Bölüm şarkısı bana ilham verdiği için Haluk Levent'ten Hani Benim Olacaktın. :)
Multimedia: Berk
5 yıl önce
"Ahh Berk bırak beni."
"Bırakmıycam işte. Ne yaparsan yap kaçamazsın."
"Oyunun kuralı bu hadi beni yakaladın ama artık bırakma vakti. Ebe olmamı zorlaştırma bari."
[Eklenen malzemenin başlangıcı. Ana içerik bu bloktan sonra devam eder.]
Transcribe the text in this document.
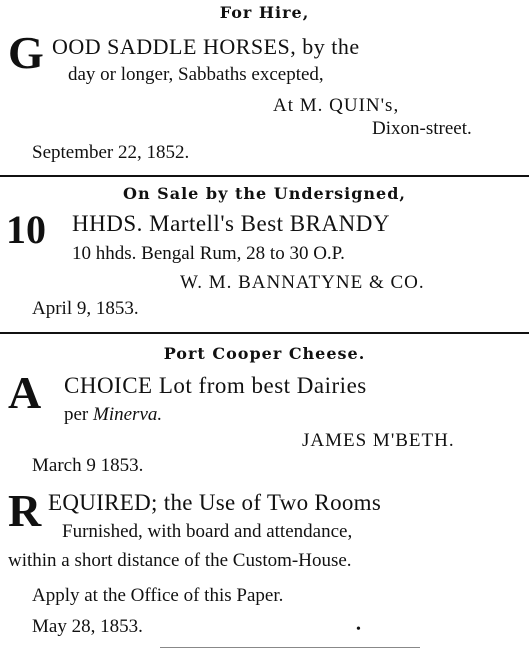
For Hire,
G OOD SADDLE HORSES, by the
day or longer, Sabbaths excepted,
At M. QUIN's,
Dixon-street.
September 22, 1852.
On Sale by the Undersigned,
10 HHDS. Martell's Best BRANDY
10 hhds. Bengal Rum, 28 to 30 O.P.
W. M. BANNATYNE & CO.
April 9, 1853.
Port Cooper Cheese.
A CHOICE Lot from best Dairies
per Minerva.
JAMES M'BETH.
March 9 1853.
R EQUIRED; the Use of Two Rooms
Furnished, with board and attendance,
within a short distance of the Custom-House.
Apply at the Office of this Paper.
May 28, 1853.	•
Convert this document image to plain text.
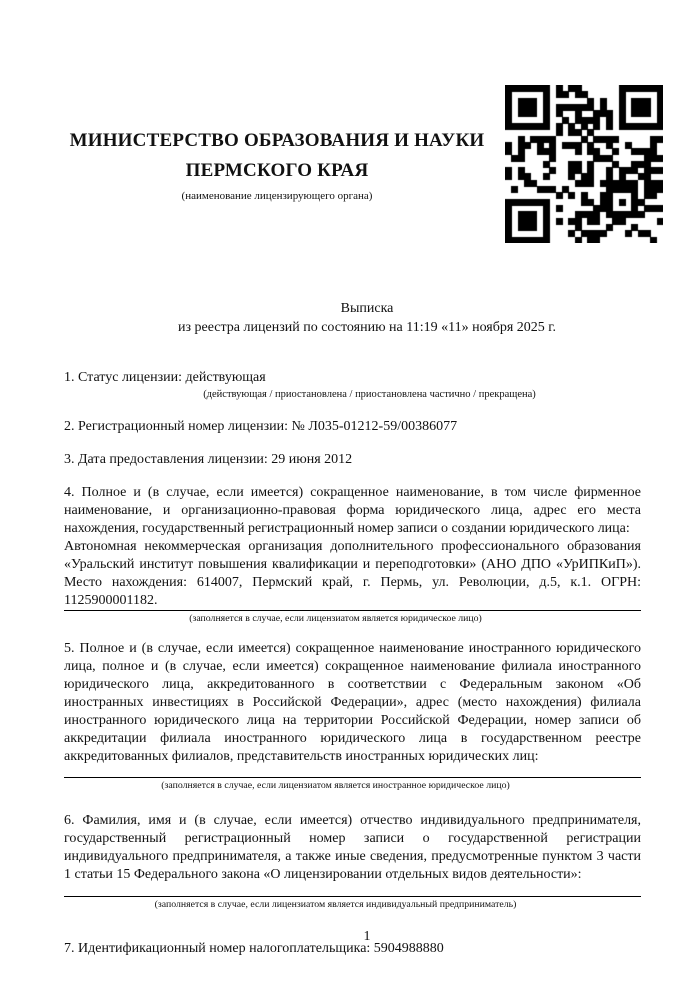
МИНИСТЕРСТВО ОБРАЗОВАНИЯ И НАУКИ
ПЕРМСКОГО КРАЯ
(наименование лицензирующего органа)
Выписка
из реестра лицензий по состоянию на 11:19 «11» ноября 2025 г.

1. Статус лицензии: действующая

(действующая / приостановлена / приостановлена частично / прекращена)

2. Регистрационный номер лицензии: № Л035-01212-59/00386077

3. Дата предоставления лицензии: 29 июня 2012

4. Полное и (в случае, если имеется) сокращенное наименование, в том числе фирменное наименование, и организационно-правовая форма юридического лица, адрес его места нахождения, государственный регистрационный номер записи о создании юридического лица:

Автономная некоммерческая организация дополнительного профессионального образования «Уральский институт повышения квалификации и переподготовки» (АНО ДПО «УрИПКиП»). Место нахождения: 614007, Пермский край, г. Пермь, ул. Революции, д.5, к.1. ОГРН: 1125900001182.

(заполняется в случае, если лицензиатом является юридическое лицо)

5. Полное и (в случае, если имеется) сокращенное наименование иностранного юридического лица, полное и (в случае, если имеется) сокращенное наименование филиала иностранного юридического лица, аккредитованного в соответствии с Федеральным законом «Об иностранных инвестициях в Российской Федерации», адрес (место нахождения) филиала иностранного юридического лица на территории Российской Федерации, номер записи об аккредитации филиала иностранного юридического лица в государственном реестре аккредитованных филиалов, представительств иностранных юридических лиц:

(заполняется в случае, если лицензиатом является иностранное юридическое лицо)

6. Фамилия, имя и (в случае, если имеется) отчество индивидуального предпринимателя, государственный регистрационный номер записи о государственной регистрации индивидуального предпринимателя, а также иные сведения, предусмотренные пунктом 3 части 1 статьи 15 Федерального закона «О лицензировании отдельных видов деятельности»:

(заполняется в случае, если лицензиатом является индивидуальный предприниматель)

7. Идентификационный номер налогоплательщика: 5904988880

1
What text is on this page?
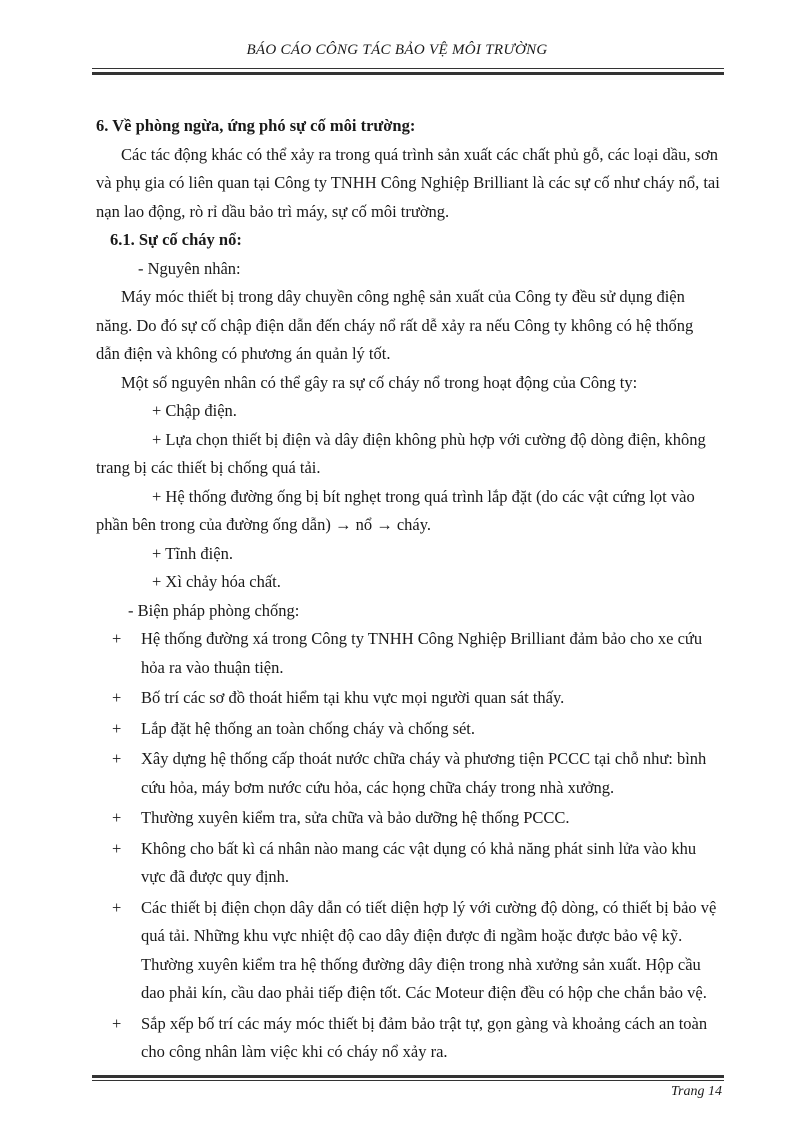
BÁO CÁO CÔNG TÁC BẢO VỆ MÔI TRƯỜNG

6. Về phòng ngừa, ứng phó sự cố môi trường:

Các tác động khác có thể xảy ra trong quá trình sản xuất các chất phủ gỗ, các loại dầu, sơn và phụ gia có liên quan tại Công ty TNHH Công Nghiệp Brilliant là các sự cố như cháy nổ, tai nạn lao động, rò rỉ dầu bảo trì máy, sự cố môi trường.

6.1. Sự cố cháy nổ:

- Nguyên nhân:

Máy móc thiết bị trong dây chuyền công nghệ sản xuất của Công ty đều sử dụng điện năng. Do đó sự cố chập điện dẫn đến cháy nổ rất dễ xảy ra nếu Công ty không có hệ thống dẫn điện và không có phương án quản lý tốt.

Một số nguyên nhân có thể gây ra sự cố cháy nổ trong hoạt động của Công ty:

+ Chập điện.

+ Lựa chọn thiết bị điện và dây điện không phù hợp với cường độ dòng điện, không trang bị các thiết bị chống quá tải.

+ Hệ thống đường ống bị bít nghẹt trong quá trình lắp đặt (do các vật cứng lọt vào phần bên trong của đường ống dẫn) → nổ → cháy.

+ Tĩnh điện.

+ Xì chảy hóa chất.

- Biện pháp phòng chống:

+ Hệ thống đường xá trong Công ty TNHH Công Nghiệp Brilliant đảm bảo cho xe cứu hỏa ra vào thuận tiện.

+ Bố trí các sơ đồ thoát hiểm tại khu vực mọi người quan sát thấy.

+ Lắp đặt hệ thống an toàn chống cháy và chống sét.

+ Xây dựng hệ thống cấp thoát nước chữa cháy và phương tiện PCCC tại chỗ như: bình cứu hỏa, máy bơm nước cứu hỏa, các họng chữa cháy trong nhà xưởng.

+ Thường xuyên kiểm tra, sửa chữa và bảo dưỡng hệ thống PCCC.

+ Không cho bất kì cá nhân nào mang các vật dụng có khả năng phát sinh lửa vào khu vực đã được quy định.

+ Các thiết bị điện chọn dây dẫn có tiết diện hợp lý với cường độ dòng, có thiết bị bảo vệ quá tải. Những khu vực nhiệt độ cao dây điện được đi ngầm hoặc được bảo vệ kỹ. Thường xuyên kiểm tra hệ thống đường dây điện trong nhà xưởng sản xuất. Hộp cầu dao phải kín, cầu dao phải tiếp điện tốt. Các Moteur điện đều có hộp che chắn bảo vệ.

+ Sắp xếp bố trí các máy móc thiết bị đảm bảo trật tự, gọn gàng và khoảng cách an toàn cho công nhân làm việc khi có cháy nổ xảy ra.

Trang 14
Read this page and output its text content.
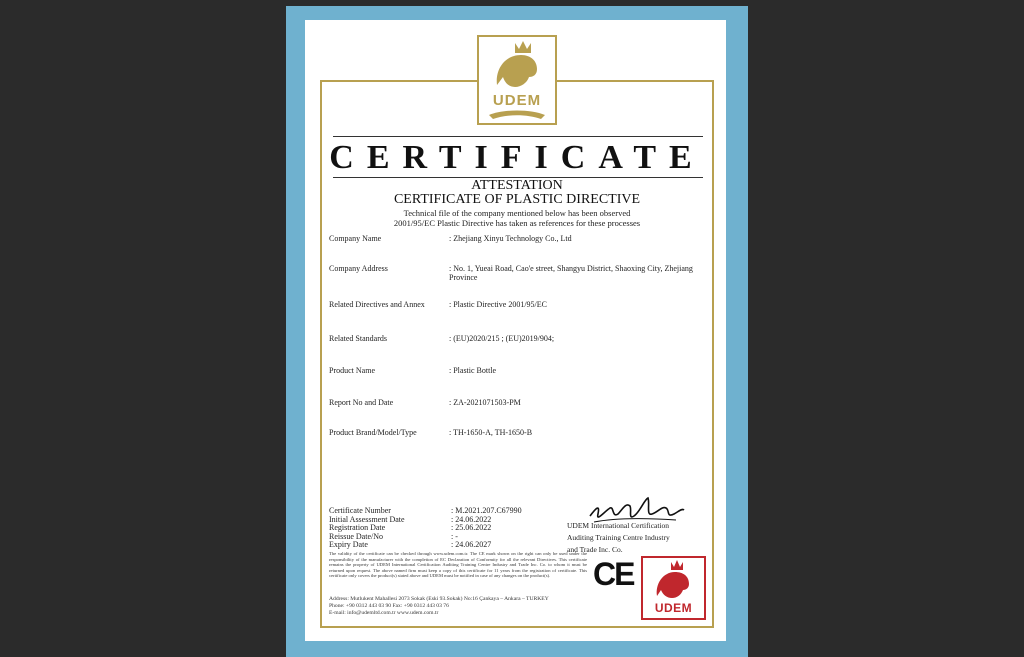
UDEM
CERTIFICATE
ATTESTATION
CERTIFICATE OF PLASTIC DIRECTIVE
Technical file of the company mentioned below has been observed
2001/95/EC Plastic Directive has taken as references for these processes
Company Name	: Zhejiang Xinyu Technology Co., Ltd
Company Address	: No. 1, Yueai Road, Cao'e street, Shangyu District, Shaoxing City, Zhejiang Province
Related Directives and Annex	: Plastic Directive 2001/95/EC
Related Standards	: (EU)2020/215 ; (EU)2019/904;
Product Name	: Plastic Bottle
Report No and Date	: ZA-2021071503-PM
Product Brand/Model/Type	: TH-1650-A, TH-1650-B
Certificate Number	: M.2021.207.C67990
Initial Assessment Date	: 24.06.2022
Registration Date	: 25.06.2022
Reissue Date/No	: -
Expiry Date	: 24.06.2027
The validity of the certificate can be checked through www.udem.com.tr. The CE mark shown on the right can only be used under the responsibility of the manufacturer with the completion of EC Declaration of Conformity for all the relevant Directives. This certificate remains the property of UDEM International Certification Auditing Training Centre Industry and Trade Inc. Co. to whom it must be returned upon request. The above named firm must keep a copy of this certificate for 11 years from the registration of certificate. This certificate only covers the product(s) stated above and UDEM must be notified in case of any changes on the product(s).
Address: Mutlukent Mahallesi 2073 Sokak (Eski 93.Sokak) No:16 Çankaya – Ankara – TURKEY
Phone: +90 0312 443 03 90 Fax: +90 0312 443 03 76
E-mail: info@udemltd.com.tr www.udem.com.tr
UDEM International Certification
Auditing Training Centre Industry
and Trade Inc. Co.
CE
UDEM
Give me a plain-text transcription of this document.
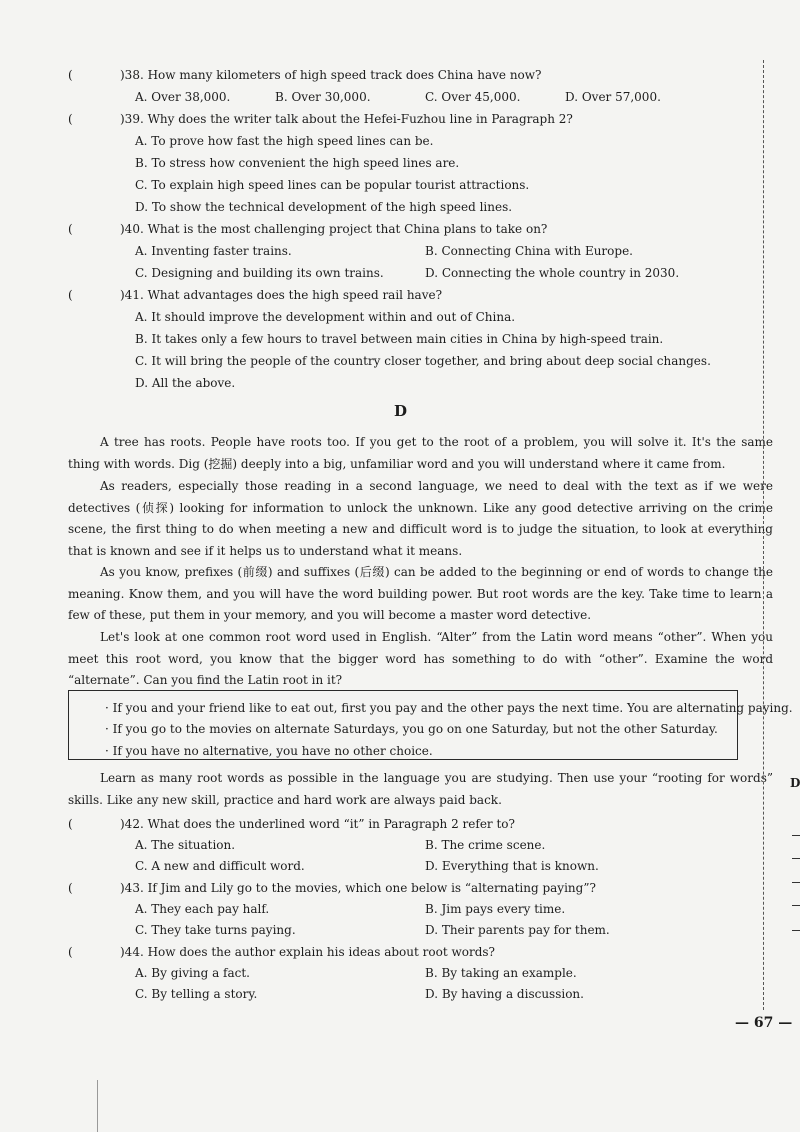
(	)38. How many kilometers of high speed track does China have now?
A. Over 38,000.	B. Over 30,000.	C. Over 45,000.	D. Over 57,000.
(	)39. Why does the writer talk about the Hefei-Fuzhou line in Paragraph 2?
A. To prove how fast the high speed lines can be.
B. To stress how convenient the high speed lines are.
C. To explain high speed lines can be popular tourist attractions.
D. To show the technical development of the high speed lines.
(	)40. What is the most challenging project that China plans to take on?
A. Inventing faster trains.	B. Connecting China with Europe.
C. Designing and building its own trains.	D. Connecting the whole country in 2030.
(	)41. What advantages does the high speed rail have?
A. It should improve the development within and out of China.
B. It takes only a few hours to travel between main cities in China by high-speed train.
C. It will bring the people of the country closer together, and bring about deep social changes.
D. All the above.
D
A tree has roots. People have roots too. If you get to the root of a problem, you will solve it. It's the same thing with words. Dig (挖掘) deeply into a big, unfamiliar word and you will understand where it came from.
As readers, especially those reading in a second language, we need to deal with the text as if we were detectives (侦探) looking for information to unlock the unknown. Like any good detective arriving on the crime scene, the first thing to do when meeting a new and difficult word is to judge the situation, to look at everything that is known and see if it helps us to understand what it means.
As you know, prefixes (前缀) and suffixes (后缀) can be added to the beginning or end of words to change the meaning. Know them, and you will have the word building power. But root words are the key. Take time to learn a few of these, put them in your memory, and you will become a master word detective.
Let's look at one common root word used in English. “Alter” from the Latin word means “other”. When you meet this root word, you know that the bigger word has something to do with “other”. Examine the word “alternate”. Can you find the Latin root in it?
· If you and your friend like to eat out, first you pay and the other pays the next time. You are alternating paying.
· If you go to the movies on alternate Saturdays, you go on one Saturday, but not the other Saturday.
· If you have no alternative, you have no other choice.
Learn as many root words as possible in the language you are studying. Then use your “rooting for words” skills. Like any new skill, practice and hard work are always paid back.
(	)42. What does the underlined word “it” in Paragraph 2 refer to?
A. The situation.	B. The crime scene.
C. A new and difficult word.	D. Everything that is known.
(	)43. If Jim and Lily go to the movies, which one below is “alternating paying”?
A. They each pay half.	B. Jim pays every time.
C. They take turns paying.	D. Their parents pay for them.
(	)44. How does the author explain his ideas about root words?
A. By giving a fact.	B. By taking an example.
C. By telling a story.	D. By having a discussion.
D
— 67 —
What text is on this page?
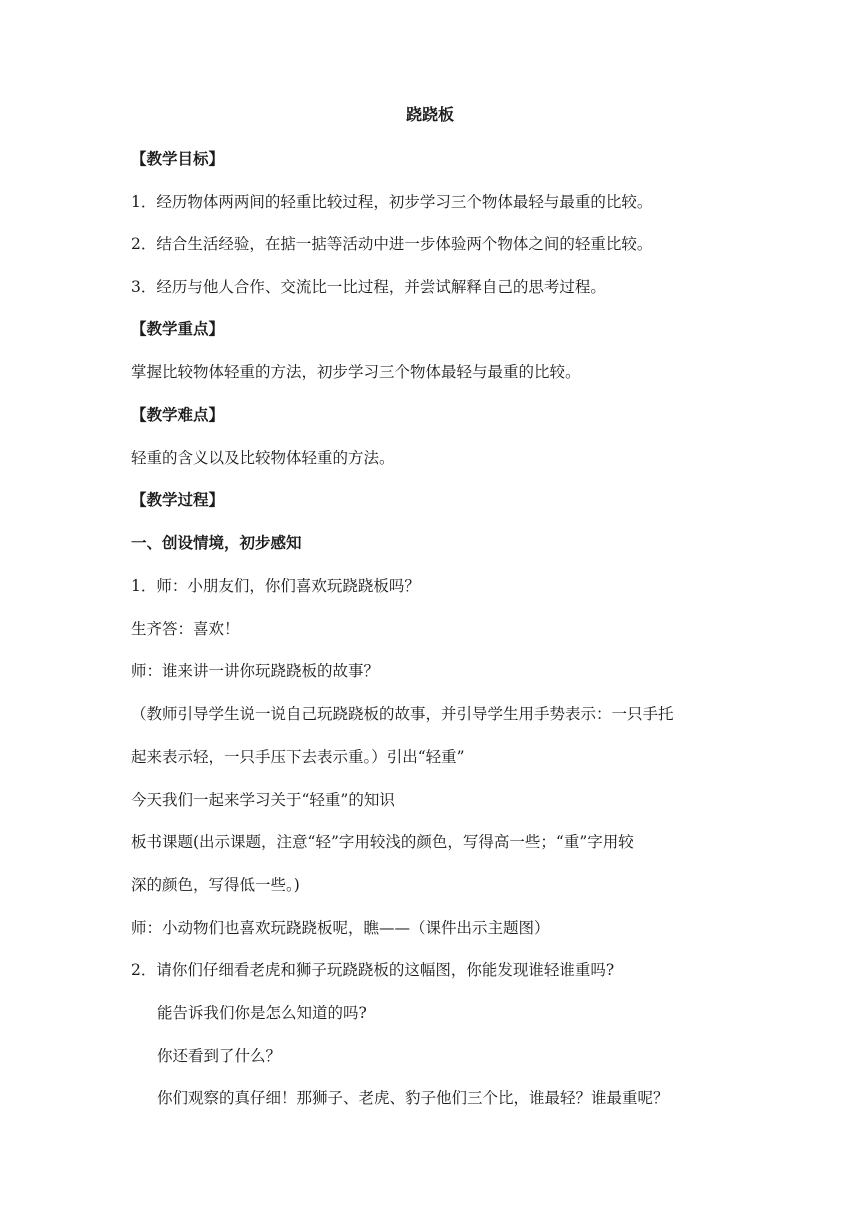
跷跷板
【教学目标】
1．经历物体两两间的轻重比较过程，初步学习三个物体最轻与最重的比较。
2．结合生活经验，在掂一掂等活动中进一步体验两个物体之间的轻重比较。
3．经历与他人合作、交流比一比过程，并尝试解释自己的思考过程。
【教学重点】
掌握比较物体轻重的方法，初步学习三个物体最轻与最重的比较。
【教学难点】
轻重的含义以及比较物体轻重的方法。
【教学过程】
一、创设情境，初步感知
1．师：小朋友们，你们喜欢玩跷跷板吗？
生齐答：喜欢！
师：谁来讲一讲你玩跷跷板的故事？
（教师引导学生说一说自己玩跷跷板的故事，并引导学生用手势表示：一只手托
起来表示轻，一只手压下去表示重。）引出“轻重”
今天我们一起来学习关于“轻重”的知识
板书课题(出示课题，注意“轻”字用较浅的颜色，写得高一些；“重”字用较
深的颜色，写得低一些。)
师：小动物们也喜欢玩跷跷板呢，瞧——（课件出示主题图）
2．请你们仔细看老虎和狮子玩跷跷板的这幅图，你能发现谁轻谁重吗?
能告诉我们你是怎么知道的吗?
你还看到了什么？
你们观察的真仔细！那狮子、老虎、豹子他们三个比，谁最轻？谁最重呢？
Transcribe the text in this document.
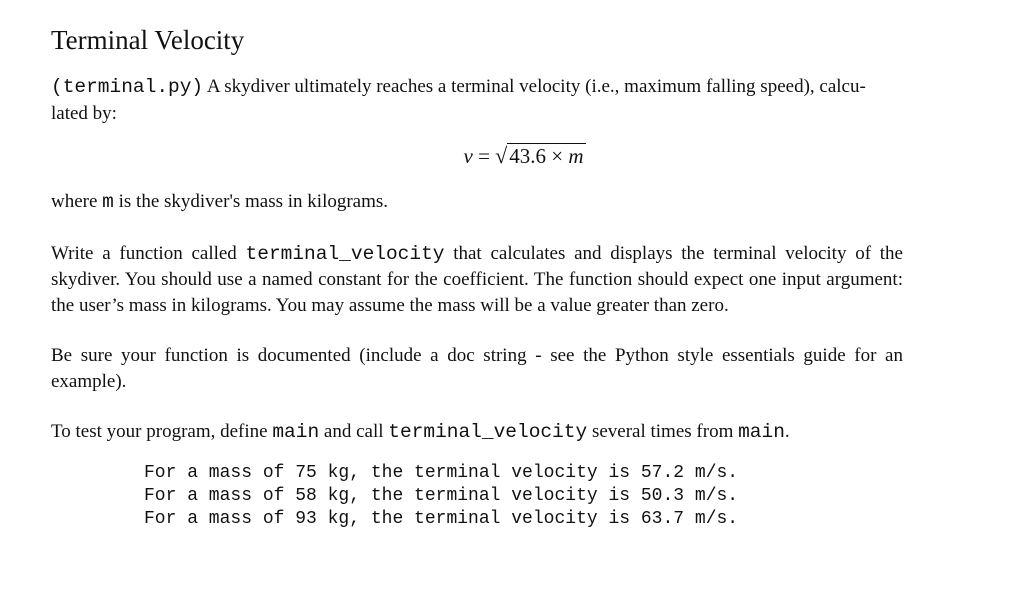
Terminal Velocity

(terminal.py) A skydiver ultimately reaches a terminal velocity (i.e., maximum falling speed), calcu-
lated by:

v = √43.6 × m

where m is the skydiver's mass in kilograms.

Write a function called terminal_velocity that calculates and displays the terminal velocity of the skydiver. You should use a named constant for the coefficient. The function should expect one input argument: the user’s mass in kilograms. You may assume the mass will be a value greater than zero.

Be sure your function is documented (include a doc string - see the Python style essentials guide for an example).

To test your program, define main and call terminal_velocity several times from main.

For a mass of 75 kg, the terminal velocity is 57.2 m/s.
For a mass of 58 kg, the terminal velocity is 50.3 m/s.
For a mass of 93 kg, the terminal velocity is 63.7 m/s.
"Millet ben İlayda'yı biraz kaçırıyorum." dedi ve elimi yakalayıp hızlıca yanına çekti. Beni götürdüğü yer sahildi sanırım. Yolda diğerlerini bıraktığımız için sinirli olduğumu anlatıp durdum. Ama beni hiç takmıyordu ki. Sarı saçlarını savurup duruyordu. Hah birde bana gülümsüyordu. Gerçekten anlam veremiyordum. İskeleye getirdi beni. Hemde gece. OMG annemler duysa çok sinirlenirlerdi. Amaan kime ne kuralları çiğnemekten daha zevklisi var mı bu dünyada? İskelenin en sonuna ulaştığımızda nefes nefese kalmıştım. Ucuna oturduk ondan bundan konuştuk. Biraz gergin gibiydi. O an anladım ne yapmaya çalıştığını. Herkes bizi yakıştırıyordu zaten. Kaçmanın bir alemi yoktu.
"Berk beni neden buraya getirdin?"
"Imm şey.. Ya ben.. Of gerçekten zormuş."
"Anlamadım canım?"
"Peki ozaman. İlayda seninle tanıştığımdan beri gözüm başka hiçbir kızı görmüyor, gerçekten. Senin sayende bu tatili hep dört gözle bekler oldum. Saçların, gözlerin, her bir hücrenle benim için çok özelsin. Seni hiç kimseyi sevmediğim kadar seviyorum. Benimle çıkar mısın?"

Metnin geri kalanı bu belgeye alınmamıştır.